Isabella placed first in the Health and Medical category for her research proposal entitled “Assessing the Effect of Simvastatin on BT20 cells.”  The proposal examines how BT20 cells, which originate from Triple Negative Breast Cancer, respond to treatment from a cholesterol-lowering drug.  Isabella described the scientific procedure behind her research proposal.

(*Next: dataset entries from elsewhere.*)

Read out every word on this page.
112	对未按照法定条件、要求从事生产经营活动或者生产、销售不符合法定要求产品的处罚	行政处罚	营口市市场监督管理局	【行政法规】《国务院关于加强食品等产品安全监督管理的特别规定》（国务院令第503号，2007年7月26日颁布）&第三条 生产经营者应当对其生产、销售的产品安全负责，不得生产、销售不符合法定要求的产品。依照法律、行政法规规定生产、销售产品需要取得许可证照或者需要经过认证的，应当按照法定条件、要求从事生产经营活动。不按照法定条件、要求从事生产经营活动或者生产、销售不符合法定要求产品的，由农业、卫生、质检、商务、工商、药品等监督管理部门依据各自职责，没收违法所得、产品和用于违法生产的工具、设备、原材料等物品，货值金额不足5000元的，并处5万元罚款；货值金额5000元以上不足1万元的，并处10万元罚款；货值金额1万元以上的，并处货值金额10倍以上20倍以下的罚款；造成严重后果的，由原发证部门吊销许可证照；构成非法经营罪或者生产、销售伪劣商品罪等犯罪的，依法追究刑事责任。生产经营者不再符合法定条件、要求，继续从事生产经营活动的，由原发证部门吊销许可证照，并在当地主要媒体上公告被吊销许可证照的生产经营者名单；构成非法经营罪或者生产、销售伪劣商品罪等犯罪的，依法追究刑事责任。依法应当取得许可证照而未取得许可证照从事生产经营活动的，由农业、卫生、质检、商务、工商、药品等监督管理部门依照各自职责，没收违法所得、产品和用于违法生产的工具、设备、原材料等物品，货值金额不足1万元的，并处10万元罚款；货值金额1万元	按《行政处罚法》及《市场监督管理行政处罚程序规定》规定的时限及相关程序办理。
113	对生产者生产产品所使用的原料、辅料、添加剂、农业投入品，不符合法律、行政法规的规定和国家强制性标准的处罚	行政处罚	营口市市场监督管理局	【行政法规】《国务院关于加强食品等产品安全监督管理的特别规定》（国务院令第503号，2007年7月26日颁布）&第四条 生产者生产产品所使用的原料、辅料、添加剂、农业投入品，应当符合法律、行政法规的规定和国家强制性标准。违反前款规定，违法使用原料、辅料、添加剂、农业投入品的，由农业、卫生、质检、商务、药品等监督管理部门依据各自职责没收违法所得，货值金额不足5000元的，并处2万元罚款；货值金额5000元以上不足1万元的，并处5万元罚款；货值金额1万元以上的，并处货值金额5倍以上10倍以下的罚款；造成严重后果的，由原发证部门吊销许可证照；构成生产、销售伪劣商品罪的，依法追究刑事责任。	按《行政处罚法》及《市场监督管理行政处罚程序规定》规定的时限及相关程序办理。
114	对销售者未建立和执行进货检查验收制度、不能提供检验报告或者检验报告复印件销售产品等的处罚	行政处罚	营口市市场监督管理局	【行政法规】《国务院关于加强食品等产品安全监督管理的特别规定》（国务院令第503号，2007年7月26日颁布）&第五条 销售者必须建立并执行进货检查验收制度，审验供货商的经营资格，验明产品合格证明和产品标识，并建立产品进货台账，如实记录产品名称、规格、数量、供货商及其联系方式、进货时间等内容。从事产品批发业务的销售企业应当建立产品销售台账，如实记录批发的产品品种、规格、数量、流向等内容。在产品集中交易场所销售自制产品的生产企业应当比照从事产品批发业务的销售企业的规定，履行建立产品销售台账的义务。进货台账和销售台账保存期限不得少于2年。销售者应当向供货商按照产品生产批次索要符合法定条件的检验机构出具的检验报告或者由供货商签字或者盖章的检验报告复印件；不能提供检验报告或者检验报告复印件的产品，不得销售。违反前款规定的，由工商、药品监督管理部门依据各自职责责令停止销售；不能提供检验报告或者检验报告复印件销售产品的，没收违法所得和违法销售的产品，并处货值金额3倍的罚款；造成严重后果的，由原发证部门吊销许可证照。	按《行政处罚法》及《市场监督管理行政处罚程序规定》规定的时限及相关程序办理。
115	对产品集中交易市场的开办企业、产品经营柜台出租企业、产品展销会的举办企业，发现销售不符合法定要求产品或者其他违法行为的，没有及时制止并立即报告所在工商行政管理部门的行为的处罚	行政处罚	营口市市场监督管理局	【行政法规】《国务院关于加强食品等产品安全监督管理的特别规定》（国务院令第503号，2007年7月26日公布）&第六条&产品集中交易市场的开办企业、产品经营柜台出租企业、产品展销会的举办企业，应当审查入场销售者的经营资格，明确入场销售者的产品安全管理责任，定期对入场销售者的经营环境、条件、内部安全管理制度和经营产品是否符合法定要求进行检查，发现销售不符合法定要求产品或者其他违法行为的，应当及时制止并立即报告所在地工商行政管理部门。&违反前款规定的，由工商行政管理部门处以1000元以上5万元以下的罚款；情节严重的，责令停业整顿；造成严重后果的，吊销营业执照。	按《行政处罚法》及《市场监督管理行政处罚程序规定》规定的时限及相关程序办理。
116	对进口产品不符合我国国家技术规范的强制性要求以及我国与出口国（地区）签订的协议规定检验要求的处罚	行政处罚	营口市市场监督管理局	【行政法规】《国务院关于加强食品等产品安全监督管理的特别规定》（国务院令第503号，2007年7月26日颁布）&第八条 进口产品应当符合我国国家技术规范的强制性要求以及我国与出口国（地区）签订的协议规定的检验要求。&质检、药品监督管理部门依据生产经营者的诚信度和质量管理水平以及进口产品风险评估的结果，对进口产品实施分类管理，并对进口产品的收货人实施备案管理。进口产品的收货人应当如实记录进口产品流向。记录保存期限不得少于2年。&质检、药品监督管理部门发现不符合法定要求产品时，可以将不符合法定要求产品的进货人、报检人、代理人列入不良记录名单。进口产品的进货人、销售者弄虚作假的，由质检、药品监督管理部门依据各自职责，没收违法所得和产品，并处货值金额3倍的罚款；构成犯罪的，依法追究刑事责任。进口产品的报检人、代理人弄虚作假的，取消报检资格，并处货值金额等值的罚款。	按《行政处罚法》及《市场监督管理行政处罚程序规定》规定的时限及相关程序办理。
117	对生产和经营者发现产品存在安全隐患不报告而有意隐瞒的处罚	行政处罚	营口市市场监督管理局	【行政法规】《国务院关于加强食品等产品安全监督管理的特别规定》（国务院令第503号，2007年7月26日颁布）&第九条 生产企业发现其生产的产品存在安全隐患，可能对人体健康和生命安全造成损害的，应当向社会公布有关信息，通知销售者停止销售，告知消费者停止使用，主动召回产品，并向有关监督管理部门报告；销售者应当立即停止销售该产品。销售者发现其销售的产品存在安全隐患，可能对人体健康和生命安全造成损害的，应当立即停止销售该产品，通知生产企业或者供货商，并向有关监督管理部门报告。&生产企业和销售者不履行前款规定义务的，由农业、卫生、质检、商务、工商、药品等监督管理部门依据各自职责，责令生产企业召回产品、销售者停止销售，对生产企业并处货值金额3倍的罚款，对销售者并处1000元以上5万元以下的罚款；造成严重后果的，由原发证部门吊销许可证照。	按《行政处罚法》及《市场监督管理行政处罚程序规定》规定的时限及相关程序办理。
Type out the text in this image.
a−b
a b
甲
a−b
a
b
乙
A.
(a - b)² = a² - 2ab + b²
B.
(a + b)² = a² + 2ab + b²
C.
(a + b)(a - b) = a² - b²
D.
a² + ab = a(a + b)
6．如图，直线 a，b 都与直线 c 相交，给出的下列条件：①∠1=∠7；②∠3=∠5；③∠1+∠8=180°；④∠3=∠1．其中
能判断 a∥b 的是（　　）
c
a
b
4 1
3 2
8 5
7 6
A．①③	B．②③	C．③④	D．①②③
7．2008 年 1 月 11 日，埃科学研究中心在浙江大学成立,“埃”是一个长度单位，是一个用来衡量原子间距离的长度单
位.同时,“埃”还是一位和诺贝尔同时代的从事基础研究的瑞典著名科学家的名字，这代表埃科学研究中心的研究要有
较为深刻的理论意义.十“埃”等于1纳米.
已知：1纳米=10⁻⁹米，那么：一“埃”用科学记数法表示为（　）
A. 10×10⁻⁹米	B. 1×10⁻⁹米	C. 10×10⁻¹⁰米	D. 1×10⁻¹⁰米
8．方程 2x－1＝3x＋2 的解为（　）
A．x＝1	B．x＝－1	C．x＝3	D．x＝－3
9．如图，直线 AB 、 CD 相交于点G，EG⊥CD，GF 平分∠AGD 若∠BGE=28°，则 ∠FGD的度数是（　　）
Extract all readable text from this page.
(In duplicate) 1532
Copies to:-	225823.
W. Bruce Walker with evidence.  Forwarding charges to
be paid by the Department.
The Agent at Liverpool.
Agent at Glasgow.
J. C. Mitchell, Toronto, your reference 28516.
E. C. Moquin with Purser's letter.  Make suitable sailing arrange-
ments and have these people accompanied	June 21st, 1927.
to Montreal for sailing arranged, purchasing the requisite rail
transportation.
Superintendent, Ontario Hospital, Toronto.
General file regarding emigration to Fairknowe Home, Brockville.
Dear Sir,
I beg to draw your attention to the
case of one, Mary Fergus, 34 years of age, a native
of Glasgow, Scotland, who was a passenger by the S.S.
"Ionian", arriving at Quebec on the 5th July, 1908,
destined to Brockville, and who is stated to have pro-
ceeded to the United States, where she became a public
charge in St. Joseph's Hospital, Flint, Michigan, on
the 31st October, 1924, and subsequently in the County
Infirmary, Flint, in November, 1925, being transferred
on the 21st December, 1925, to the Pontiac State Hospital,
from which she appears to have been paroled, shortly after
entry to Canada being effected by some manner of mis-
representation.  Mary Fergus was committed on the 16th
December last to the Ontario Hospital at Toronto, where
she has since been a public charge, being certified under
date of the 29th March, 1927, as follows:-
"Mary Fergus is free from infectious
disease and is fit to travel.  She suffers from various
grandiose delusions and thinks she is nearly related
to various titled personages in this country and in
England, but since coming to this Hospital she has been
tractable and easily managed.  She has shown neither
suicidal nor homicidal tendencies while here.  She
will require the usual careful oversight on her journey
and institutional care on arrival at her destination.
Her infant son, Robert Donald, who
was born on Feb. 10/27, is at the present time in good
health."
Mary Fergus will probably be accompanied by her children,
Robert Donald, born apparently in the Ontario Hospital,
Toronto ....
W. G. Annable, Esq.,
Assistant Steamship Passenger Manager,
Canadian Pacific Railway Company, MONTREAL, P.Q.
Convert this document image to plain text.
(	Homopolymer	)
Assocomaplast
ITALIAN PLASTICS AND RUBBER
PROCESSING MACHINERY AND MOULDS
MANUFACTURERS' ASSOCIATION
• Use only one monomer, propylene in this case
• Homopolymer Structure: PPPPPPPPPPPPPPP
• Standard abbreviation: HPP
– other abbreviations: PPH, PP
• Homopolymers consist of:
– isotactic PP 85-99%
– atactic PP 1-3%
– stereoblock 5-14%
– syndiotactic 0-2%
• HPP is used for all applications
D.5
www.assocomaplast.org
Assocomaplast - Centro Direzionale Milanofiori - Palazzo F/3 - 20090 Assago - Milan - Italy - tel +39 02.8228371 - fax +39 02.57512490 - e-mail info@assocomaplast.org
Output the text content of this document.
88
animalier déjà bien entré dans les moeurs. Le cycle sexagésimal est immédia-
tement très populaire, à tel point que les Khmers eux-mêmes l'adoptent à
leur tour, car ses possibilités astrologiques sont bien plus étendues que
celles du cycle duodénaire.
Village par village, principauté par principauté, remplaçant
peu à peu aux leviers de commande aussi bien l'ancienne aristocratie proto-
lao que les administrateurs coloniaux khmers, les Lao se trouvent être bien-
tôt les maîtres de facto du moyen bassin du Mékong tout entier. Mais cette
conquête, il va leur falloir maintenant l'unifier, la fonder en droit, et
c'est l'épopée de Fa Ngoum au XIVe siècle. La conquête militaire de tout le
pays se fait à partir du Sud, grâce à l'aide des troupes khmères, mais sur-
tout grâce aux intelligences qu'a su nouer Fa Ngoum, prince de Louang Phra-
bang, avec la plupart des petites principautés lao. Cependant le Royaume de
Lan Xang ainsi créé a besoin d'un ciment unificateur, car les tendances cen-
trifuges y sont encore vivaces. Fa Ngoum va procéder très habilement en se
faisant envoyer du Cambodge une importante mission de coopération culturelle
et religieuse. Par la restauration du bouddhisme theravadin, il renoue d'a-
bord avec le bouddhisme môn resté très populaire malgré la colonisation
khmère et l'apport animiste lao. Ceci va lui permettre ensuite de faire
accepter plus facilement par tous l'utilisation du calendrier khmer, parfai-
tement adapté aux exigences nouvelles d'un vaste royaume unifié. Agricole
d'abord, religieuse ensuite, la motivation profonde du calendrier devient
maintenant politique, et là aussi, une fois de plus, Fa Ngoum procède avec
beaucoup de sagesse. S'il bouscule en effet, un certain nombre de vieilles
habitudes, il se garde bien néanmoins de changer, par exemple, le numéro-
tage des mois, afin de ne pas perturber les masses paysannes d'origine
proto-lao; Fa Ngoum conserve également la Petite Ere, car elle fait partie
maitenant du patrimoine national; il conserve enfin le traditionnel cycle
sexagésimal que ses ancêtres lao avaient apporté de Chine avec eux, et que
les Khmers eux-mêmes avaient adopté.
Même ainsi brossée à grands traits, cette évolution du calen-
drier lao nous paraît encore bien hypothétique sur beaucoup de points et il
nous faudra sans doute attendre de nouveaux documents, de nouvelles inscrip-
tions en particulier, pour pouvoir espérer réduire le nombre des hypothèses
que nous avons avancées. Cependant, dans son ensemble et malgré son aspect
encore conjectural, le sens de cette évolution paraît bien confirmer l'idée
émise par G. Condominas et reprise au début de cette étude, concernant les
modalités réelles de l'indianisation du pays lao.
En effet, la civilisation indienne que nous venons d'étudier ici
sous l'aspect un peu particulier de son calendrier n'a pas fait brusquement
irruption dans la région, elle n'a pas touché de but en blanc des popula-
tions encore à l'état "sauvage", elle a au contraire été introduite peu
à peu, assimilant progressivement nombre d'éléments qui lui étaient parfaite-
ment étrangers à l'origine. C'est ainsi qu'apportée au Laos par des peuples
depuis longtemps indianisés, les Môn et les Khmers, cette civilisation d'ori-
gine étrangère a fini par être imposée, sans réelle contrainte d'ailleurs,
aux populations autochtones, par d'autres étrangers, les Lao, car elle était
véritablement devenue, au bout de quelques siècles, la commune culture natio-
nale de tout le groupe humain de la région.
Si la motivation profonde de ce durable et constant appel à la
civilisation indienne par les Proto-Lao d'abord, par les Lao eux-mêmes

“I chose to study this topic because I have always been interested in the development of cancer and how it affects different parts of the body,” Isabella said.  “Specifically, I am interested in breast cancer and I wanted to look into a possible treatment for it.  I have been researching this information since sophomore year and was able to combine what I learned from the articles I read into a research proposal with my own ideas.  I also reached out to the authors of the articles and asked for their insight as well as any more information they could provide me with.  With this, I hypothesized that a cell from Triple Negative Breast Cancer exposed to Simvastatin, which is a drug that treats high cholesterol, can help control the spread of breast cancer.”

Caroline and Gabby placed third in the Team category for research surrounding chronic traumatic encephalopathy (CTE) in relation to high school football.  The pair devised an app that will help medical professionals analyze game footage to observe early symptoms of CTE.  Gabby shared one highlight of the research process.

“One aspect of my research that I thought was really cool was that a professor shared with me his research that has not been released to the public yet to help me with my project,” Gabby said.

In addition to commendation from the Connecticut STEM Foundation, Ms. Fei hopes Science Research students will gain confidence, ingenuity, and an appreciation for scientific methodology.  She especially remarked on the importance of empowering women from all backgrounds to pursue STEM vocations.

“Because the STEM field is fueled by creativity, it is important for the field to include people from diverse backgrounds that can bring in new questions, perspectives, and ideas,” Ms. Fei said.  “Women, especially women of color, continue to be underrepresented in certain STEM fields.  According to research, interest, and self-concept can both play roles in students’ career choices.  I am therefore thrilled that I can help my students both discover their passion in a science topic and experience success in science.  My students also serve as role models for younger students at Sacred Heart that are thinking about engaging in scientific research or engineering.  It is important to provide ample opportunities for female high school students to experience success and joy in STEM so that they understand that if they are doing science, they are scientists.”